In 1966 Margot Becke-Goehring took over the rectorate of the Ruprecht-Karls-Universität Heidelberg and was the first woman rector of a West German university. Your rectorate fell into the troubled time of the 1968 student unrest. In 1968 she voluntarily gave up her position and in 1969 became director of the Gmelin Institute for Inorganic Chemistry of the Max Planck Society in Frankfurt. In the following years she devoted herself to updating the Gmelin manual , in which the entire state of knowledge of inorganic chemistry was collected. In 1979 she retired, but until recently published works on the history of science. She had been an elected member of the Leopoldina since 1969, and a full member of the Heidelberg Academy of Sciences since 1977 .

One of her doctoral students is Ekkehard Fluck , who was her successor at the Gmelin Institute and with whom she published a book on quantitative analysis in 1961.

Fonts (selection)

  • The kinetics of dithionic acid (dissertation 1938)
  • About sulfoxylic acid (Habilitation 1944)
  • Brief Guide to Qualitative Analysis (1961)
  • Qualitative Analysis Internship (1967)
  • Complex Chemistry (1970)
  • with Ekkehard Fluck: Introduction to the theory of quantitative analysis , 6th edition, Darmstadt: Steinkopff 1980 (first 1961)
  • Margot Becke-Goehring, Dorothee Mussgnug: Memories - almost blown with the wind.

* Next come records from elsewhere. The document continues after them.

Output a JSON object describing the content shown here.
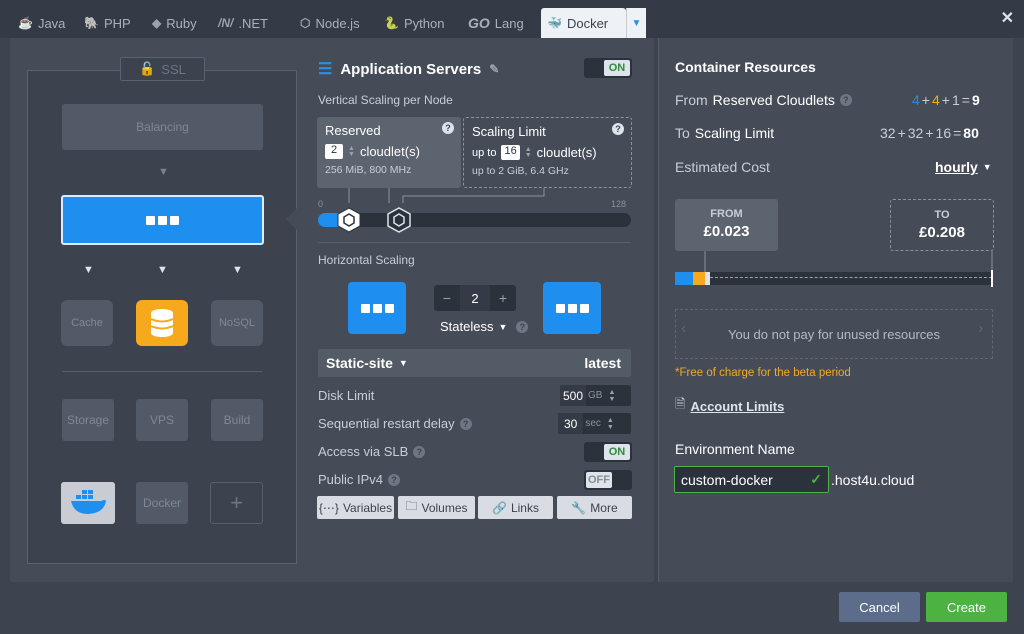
{
  "tabs": [
    {
      "label": "Java",
      "icon": "java-icon"
    },
    {
      "label": "PHP",
      "icon": "php-icon"
    },
    {
      "label": "Ruby",
      "icon": "ruby-icon"
    },
    {
      "label": ".NET",
      "icon": "dotnet-icon"
    },
    {
      "label": "Node.js",
      "icon": "nodejs-icon"
    },
    {
      "label": "Python",
      "icon": "python-icon"
    },
    {
      "label": "Lang",
      "icon": "go-icon",
      "prefix": "GO"
    },
    {
      "label": "Docker",
      "icon": "docker-icon",
      "active": true
    }
  ],
  "topology": {
    "ssl": "SSL",
    "balancing": "Balancing",
    "cache": "Cache",
    "nosql": "NoSQL",
    "storage": "Storage",
    "vps": "VPS",
    "build": "Build",
    "docker": "Docker"
  },
  "config": {
    "title": "Application Servers",
    "title_toggle": "ON",
    "vertical_label": "Vertical Scaling per Node",
    "reserved": {
      "title": "Reserved",
      "value": "2",
      "unit": "cloudlet(s)",
      "sub": "256 MiB, 800 MHz"
    },
    "limit": {
      "title": "Scaling Limit",
      "prefix": "up to",
      "value": "16",
      "unit": "cloudlet(s)",
      "sub": "up to 2 GiB, 6.4 GHz"
    },
    "slider": {
      "min": "0",
      "max": "128"
    },
    "horizontal_label": "Horizontal Scaling",
    "node_count": "2",
    "mode": "Stateless",
    "image": "Static-site",
    "image_tag": "latest",
    "disk_label": "Disk Limit",
    "disk_value": "500",
    "disk_unit": "GB",
    "restart_label": "Sequential restart delay",
    "restart_value": "30",
    "restart_unit": "sec",
    "slb_label": "Access via SLB",
    "slb_toggle": "ON",
    "ipv4_label": "Public IPv4",
    "ipv4_toggle": "OFF",
    "buttons": {
      "variables": "Variables",
      "volumes": "Volumes",
      "links": "Links",
      "more": "More"
    }
  },
  "resources": {
    "title": "Container Resources",
    "reserved_label_a": "From",
    "reserved_label_b": "Reserved Cloudlets",
    "reserved_parts": [
      "4",
      "4",
      "1"
    ],
    "reserved_total": "9",
    "limit_label_a": "To",
    "limit_label_b": "Scaling Limit",
    "limit_parts": [
      "32",
      "32",
      "16"
    ],
    "limit_total": "80",
    "cost_label": "Estimated Cost",
    "cost_period": "hourly",
    "from_label": "FROM",
    "from_value": "£0.023",
    "to_label": "TO",
    "to_value": "£0.208",
    "unused_text": "You do not pay for unused resources",
    "beta_note": "*Free of charge for the beta period",
    "account_limits": "Account Limits",
    "env_label": "Environment Name",
    "env_value": "custom-docker",
    "env_domain": ".host4u.cloud"
  },
  "footer": {
    "cancel": "Cancel",
    "create": "Create"
  },
  "colors": {
    "accent": "#1e8fef",
    "success": "#4db340",
    "warning": "#f6a91c",
    "cancel": "#5c6d8c"
  }
}
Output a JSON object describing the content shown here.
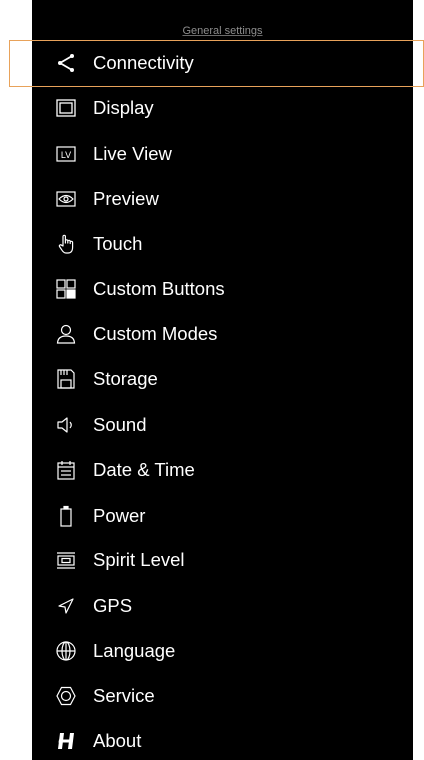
{
  "header": {
    "title": "General settings"
  },
  "menu": {
    "items": [
      {
        "id": "connectivity",
        "label": "Connectivity",
        "icon": "share-icon"
      },
      {
        "id": "display",
        "label": "Display",
        "icon": "display-icon"
      },
      {
        "id": "live-view",
        "label": "Live View",
        "icon": "live-view-icon"
      },
      {
        "id": "preview",
        "label": "Preview",
        "icon": "preview-eye-icon"
      },
      {
        "id": "touch",
        "label": "Touch",
        "icon": "touch-hand-icon"
      },
      {
        "id": "custom-buttons",
        "label": "Custom Buttons",
        "icon": "custom-buttons-grid-icon"
      },
      {
        "id": "custom-modes",
        "label": "Custom Modes",
        "icon": "user-icon"
      },
      {
        "id": "storage",
        "label": "Storage",
        "icon": "memory-card-icon"
      },
      {
        "id": "sound",
        "label": "Sound",
        "icon": "speaker-icon"
      },
      {
        "id": "date-time",
        "label": "Date & Time",
        "icon": "calendar-icon"
      },
      {
        "id": "power",
        "label": "Power",
        "icon": "battery-icon"
      },
      {
        "id": "spirit-level",
        "label": "Spirit Level",
        "icon": "spirit-level-icon"
      },
      {
        "id": "gps",
        "label": "GPS",
        "icon": "gps-arrow-icon"
      },
      {
        "id": "language",
        "label": "Language",
        "icon": "globe-icon"
      },
      {
        "id": "service",
        "label": "Service",
        "icon": "service-hexagon-icon"
      },
      {
        "id": "about",
        "label": "About",
        "icon": "hasselblad-h-logo-icon"
      }
    ],
    "selected": "Connectivity"
  },
  "colors": {
    "panel_background": "#000000",
    "text": "#ffffff",
    "title_text": "#8e8e8e",
    "selection_outline": "#e8a25a",
    "page_background": "#ffffff"
  }
}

University of Heidelberg between 1933 and 1968. Verlag Dieter Winkler, Bochum 2005

literature

  • Henrik Eberle: The Martin Luther University in the time of National Socialism. Mdv, Halle 2002, ISBN 3-89812-150-X , p. 412
  • Ekkehard Fluck: Margot Becke: June 10, 1914 - November 14, 2009 (obituary), in: Annual Report of the Max Planck Society 2009 (enclosure), pages 18–19.